God has never failed me.  Sure, there are times when I don’t agree with everything he does in all of life’s circumstances, BUT I have come to understand that, as His creation, I am not going to understand all His ways because He is on a totally separate brainwave than me.  He sees the world through an artist’s point of view.  We see it as being the dabs of paint or lumps of clay.  We can’t know it all.  We don’t need to know it all.  God cares for us and showed us through Jesus Christ that He’s got a plan for us and His plan doesn’t leave us behind.  It embraces us.  So, no matter where I am, God offers hope and peace beyond what each season of life brings.  My life in Rwanda and my life in Indiana can live in union because of this promise of peace.  If we have peace, there isn’t anywhere we can’t be.  Ever thought about that?

September 7, 2012

God’s calling me… ring ring…. hello?

When I was growing up, the only time I ever heard about God calling people was when they were to become a nun or a priest.  I didn’t fully understand what it meant to be called by God or to follow that call.  I had the questions, “Did God actually call these people?  It probably wasn’t a literal phone call, but did they actually hear His voice?  What did it sound like?  How did they KNOW it was God?”  I still don’t have the answers to all those questions, but I understand a little bit better what it means to be called by God. 

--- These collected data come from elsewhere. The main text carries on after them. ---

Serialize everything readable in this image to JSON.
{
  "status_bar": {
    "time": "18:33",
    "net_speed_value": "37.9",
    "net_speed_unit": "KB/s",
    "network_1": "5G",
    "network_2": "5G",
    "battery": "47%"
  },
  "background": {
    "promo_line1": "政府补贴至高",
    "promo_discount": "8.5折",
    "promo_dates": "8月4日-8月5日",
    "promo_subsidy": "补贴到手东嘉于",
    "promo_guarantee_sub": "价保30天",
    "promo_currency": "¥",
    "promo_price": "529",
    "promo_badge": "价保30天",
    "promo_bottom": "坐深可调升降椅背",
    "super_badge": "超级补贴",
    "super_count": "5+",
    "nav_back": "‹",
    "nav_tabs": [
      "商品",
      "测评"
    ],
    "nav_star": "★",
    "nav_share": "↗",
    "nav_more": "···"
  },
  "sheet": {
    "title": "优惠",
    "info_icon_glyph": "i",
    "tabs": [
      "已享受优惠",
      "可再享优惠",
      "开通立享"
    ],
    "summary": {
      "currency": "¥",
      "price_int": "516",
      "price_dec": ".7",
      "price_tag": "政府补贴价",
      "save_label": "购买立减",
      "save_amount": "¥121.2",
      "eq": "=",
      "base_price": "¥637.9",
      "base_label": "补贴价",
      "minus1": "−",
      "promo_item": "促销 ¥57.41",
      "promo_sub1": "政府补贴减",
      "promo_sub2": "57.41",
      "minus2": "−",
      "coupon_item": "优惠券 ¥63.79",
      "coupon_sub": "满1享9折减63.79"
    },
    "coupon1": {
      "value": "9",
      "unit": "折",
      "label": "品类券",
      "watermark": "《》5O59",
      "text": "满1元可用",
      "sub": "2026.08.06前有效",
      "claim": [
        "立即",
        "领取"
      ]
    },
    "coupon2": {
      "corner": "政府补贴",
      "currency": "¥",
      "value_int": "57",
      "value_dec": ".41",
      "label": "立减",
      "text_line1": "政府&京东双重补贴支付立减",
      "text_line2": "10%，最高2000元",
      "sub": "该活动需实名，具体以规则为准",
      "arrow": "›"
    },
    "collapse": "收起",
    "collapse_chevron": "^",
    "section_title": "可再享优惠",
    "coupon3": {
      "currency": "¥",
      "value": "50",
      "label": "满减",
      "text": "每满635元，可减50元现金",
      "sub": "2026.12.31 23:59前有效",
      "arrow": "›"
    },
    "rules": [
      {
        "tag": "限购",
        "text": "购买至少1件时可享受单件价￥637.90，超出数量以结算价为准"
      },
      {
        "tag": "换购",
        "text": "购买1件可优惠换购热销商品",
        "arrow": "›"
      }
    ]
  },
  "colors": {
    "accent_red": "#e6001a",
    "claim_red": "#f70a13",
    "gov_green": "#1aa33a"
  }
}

I think being called by God is a lot like receiving a phone call.  I don’t know about you, but I have done my fair share of screening calls.  If I’m with a group of people or in a conversation with somebody, I may not answer the phone if you call me during that.  Just warning you ;)  With caller ID, we know who is calling and can make an educated guess whether or not that call would be worth the interruption or not.  We have the choice to answer the call.  We have the choice to allow our lives to be interrupted by the call.  The only difference is, a call from God might interrupt our plans for our lives, but it’s right in line with what God wants for our lives. 

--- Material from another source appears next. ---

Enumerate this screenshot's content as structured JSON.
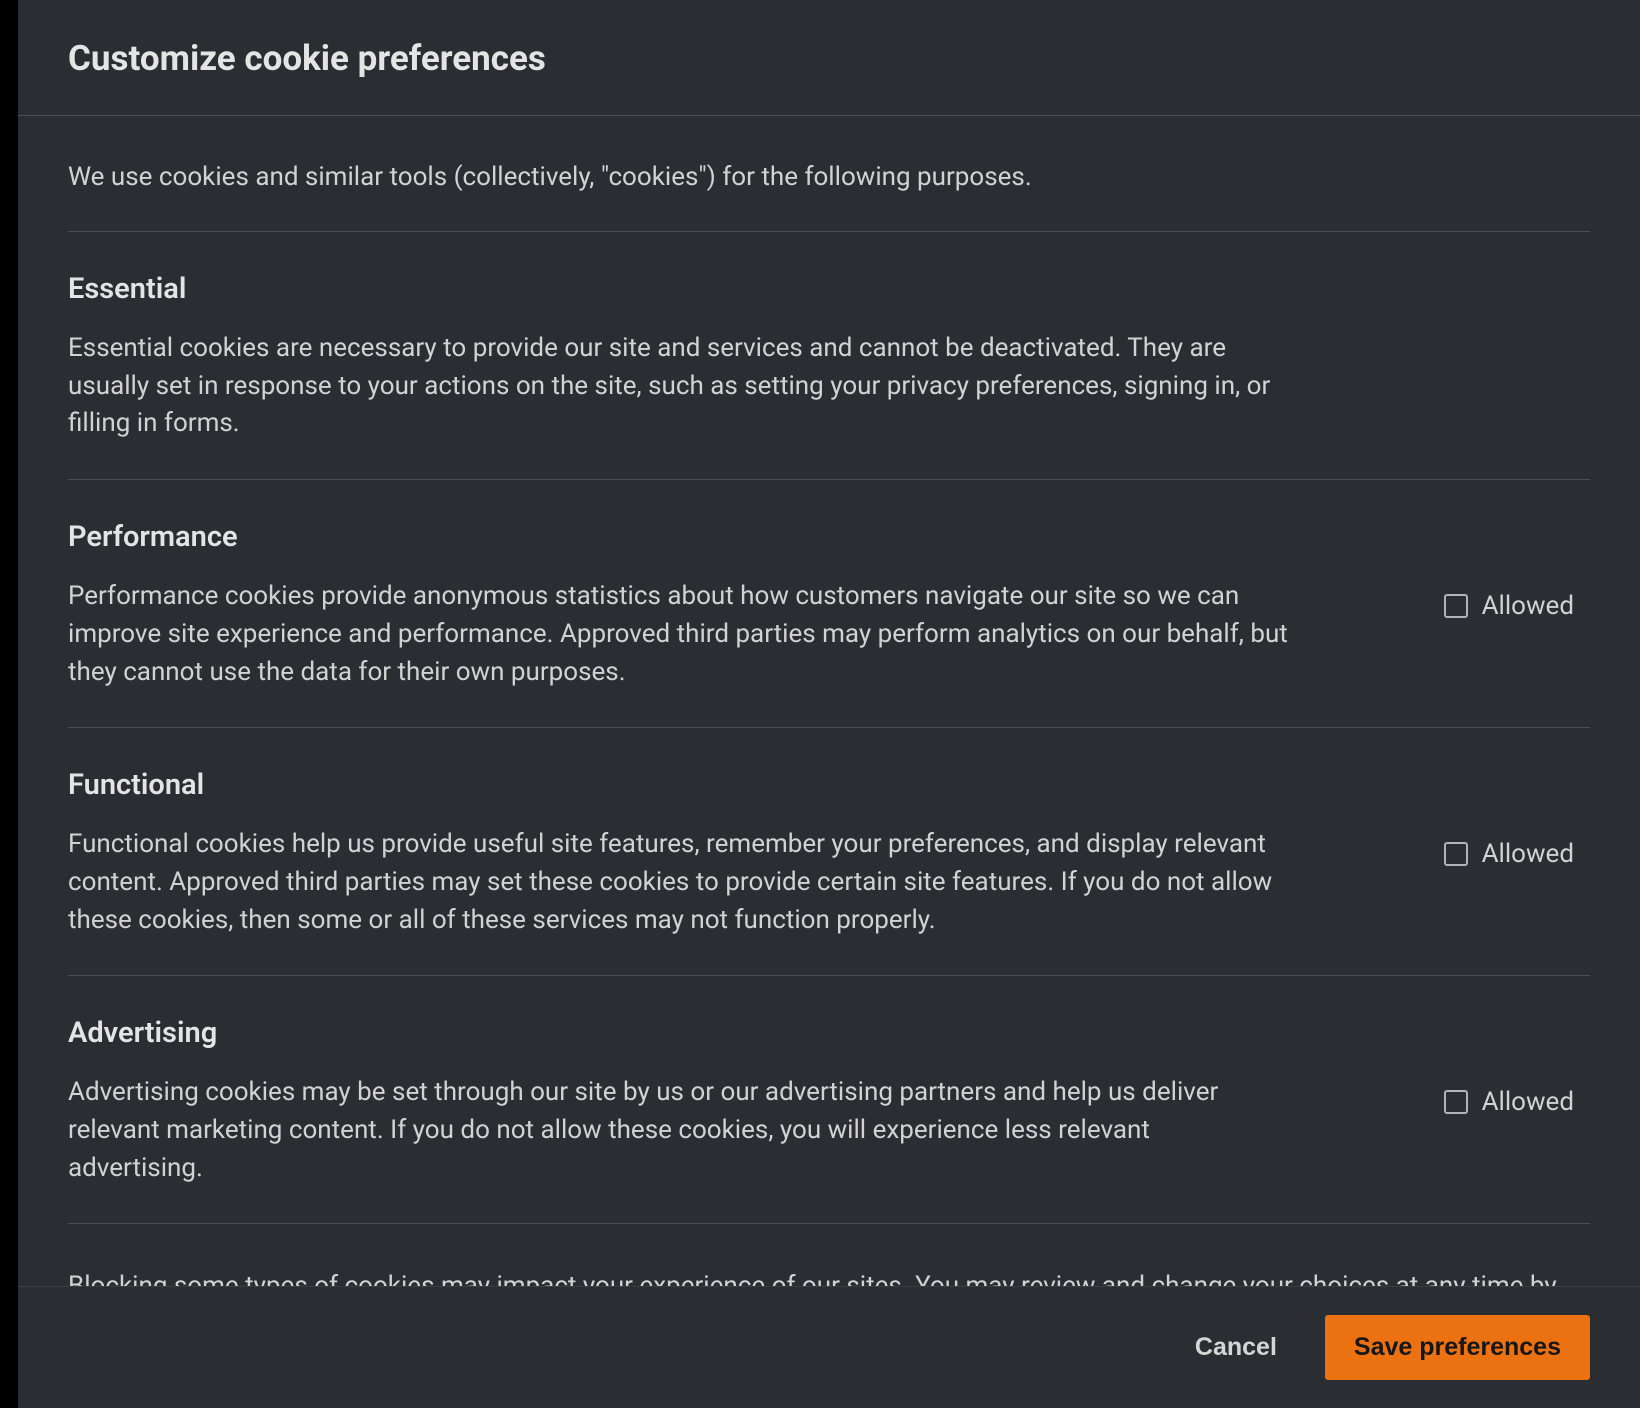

I have been pondering a lot about what God’s calling is for my life and I can pretty much simplify it into 2 categories.  Some of you might guess it would be to Rwanda and Young Life.  Although that answer seems like it’s right on, that’s not the direction I’m going. 

Category 1:

Love God.  Cliché right?  Well, I hate to tell you this, but God sticks to His clichés like gum sticks to the bottom of your shoe.  No matter where I go in life, I can stand firm in the fact that God loves me and, like in any relationship, He longs to be loved right back.  He wants to be pursued just like a wife wants to be pursued by her husband.  When we strive to love God with a passionate kind of love, our hearts end up stretching out way farther than we thought possible.  He created us to experience a forever kind of love.  That’s the kind of love he gives.  How can we experience the love of God and not have the response to love him in return?  Now THAT seems impossible.

Category 2:

Love others like yourself.  Somehow, this one seems more difficult.  We tend to separate God and people way more than we should.  All people are God’s creation.  We can see small glimpses and likenesses of God through all people because we were all created in His image.  I have a hard time with this because while that is in fact true, the fact that we have all sinned and fallen short of the glory of God sometimes overrides it.  However, if I could separate people from their sin and see who God created them to be, then it would be impossible not to love them.  Isn’t that what Jesus did?  He didn’t see anyone for the sin they’ve committed.  He spoke to their hearts, not their deeds. 

I can never learn enough lessons from the way Jesus' lived.  His life was all about God, His Father, and all about people getting to know who His Father really was.  He knew that if everyone understood the lengths at which God would go to make things right between us and God, we would respond with a grateful heart and a life of love to give away. 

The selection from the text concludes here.